The numbers are massive and to top it off there are enormous logistical challenges because there are no access roads, which means everything must be brought in on foot. You carry everything you can on your back through narrow paths and hilly terrain, up and down slippery, muddy hills to get to your destination. It is supremely difficult.
The optimist in me likes to think that it’s at least humanly possible to put some very basic measures in place to try and curb the situation. The Rohingya refugees who have settled in these areas in the last month will probably never have the sense of comfort that you and I know, and may not ever have a solid roof over their heads.
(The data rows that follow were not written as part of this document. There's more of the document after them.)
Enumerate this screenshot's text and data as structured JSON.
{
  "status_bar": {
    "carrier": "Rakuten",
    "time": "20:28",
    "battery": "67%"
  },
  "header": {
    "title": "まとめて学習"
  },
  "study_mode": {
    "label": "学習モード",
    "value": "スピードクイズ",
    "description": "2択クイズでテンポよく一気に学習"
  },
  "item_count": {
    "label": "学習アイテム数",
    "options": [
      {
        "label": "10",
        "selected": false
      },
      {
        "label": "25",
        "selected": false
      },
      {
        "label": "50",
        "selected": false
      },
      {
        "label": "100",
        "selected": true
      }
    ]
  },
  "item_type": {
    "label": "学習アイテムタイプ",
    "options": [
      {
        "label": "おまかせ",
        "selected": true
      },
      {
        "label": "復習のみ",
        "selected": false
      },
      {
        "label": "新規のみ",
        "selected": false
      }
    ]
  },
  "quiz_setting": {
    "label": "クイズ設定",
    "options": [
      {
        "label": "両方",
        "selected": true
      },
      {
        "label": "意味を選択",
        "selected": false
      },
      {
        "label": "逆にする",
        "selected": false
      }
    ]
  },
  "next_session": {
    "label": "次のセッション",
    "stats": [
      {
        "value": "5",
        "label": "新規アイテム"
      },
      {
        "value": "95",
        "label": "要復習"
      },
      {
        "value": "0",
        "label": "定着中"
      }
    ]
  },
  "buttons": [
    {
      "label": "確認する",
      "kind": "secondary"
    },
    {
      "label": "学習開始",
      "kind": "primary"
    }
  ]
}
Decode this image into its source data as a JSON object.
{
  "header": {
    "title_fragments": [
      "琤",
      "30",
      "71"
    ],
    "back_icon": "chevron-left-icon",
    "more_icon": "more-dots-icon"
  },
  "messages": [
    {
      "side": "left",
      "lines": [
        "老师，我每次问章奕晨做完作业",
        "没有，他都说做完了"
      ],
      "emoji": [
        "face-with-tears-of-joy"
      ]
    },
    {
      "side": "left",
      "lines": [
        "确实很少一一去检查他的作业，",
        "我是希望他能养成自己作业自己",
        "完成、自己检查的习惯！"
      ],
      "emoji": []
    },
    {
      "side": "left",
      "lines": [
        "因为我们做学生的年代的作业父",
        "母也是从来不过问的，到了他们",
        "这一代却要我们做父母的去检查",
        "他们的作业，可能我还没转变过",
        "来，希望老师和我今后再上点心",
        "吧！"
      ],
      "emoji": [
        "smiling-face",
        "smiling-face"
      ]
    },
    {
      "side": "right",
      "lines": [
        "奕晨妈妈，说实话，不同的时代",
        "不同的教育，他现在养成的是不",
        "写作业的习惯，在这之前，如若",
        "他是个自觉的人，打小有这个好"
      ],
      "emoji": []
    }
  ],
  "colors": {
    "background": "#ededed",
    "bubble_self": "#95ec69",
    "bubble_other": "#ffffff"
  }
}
But it is possible is for us to make it better and more secure than what it is now.”
MSF in Bangladesh:
Médecins Sans Frontières first worked in Bangladesh in 1985. Close to the Kutupalong makeshift settlement in Cox’s Bazar district, MSF runs a medical facility and a clinic offering comprehensive basic and emergency healthcare, as well as inpatient and laboratory services to Rohingya refugees and the local community. In response to the influx of refugees MSF has significantly increased its water, sanitation and medical activities for the refugee population.
Elsewhere in Bangladesh, MSF works in Kamrangirchar slum, in the capital, Dhaka, providing mental health, reproductive healthcare, family planning and antenatal consultations, as well as an occupational health programme for factory workers.
Following a wave of targeted violence against Rohingyas in Rakhine State, Myanmar, more than half a million people have fled to Bangladesh since 25 August. The most recent influx of Rohingya refugees has added to the hundreds of thousands of Rohingyas who fled across the border during episodes of violence in previous years.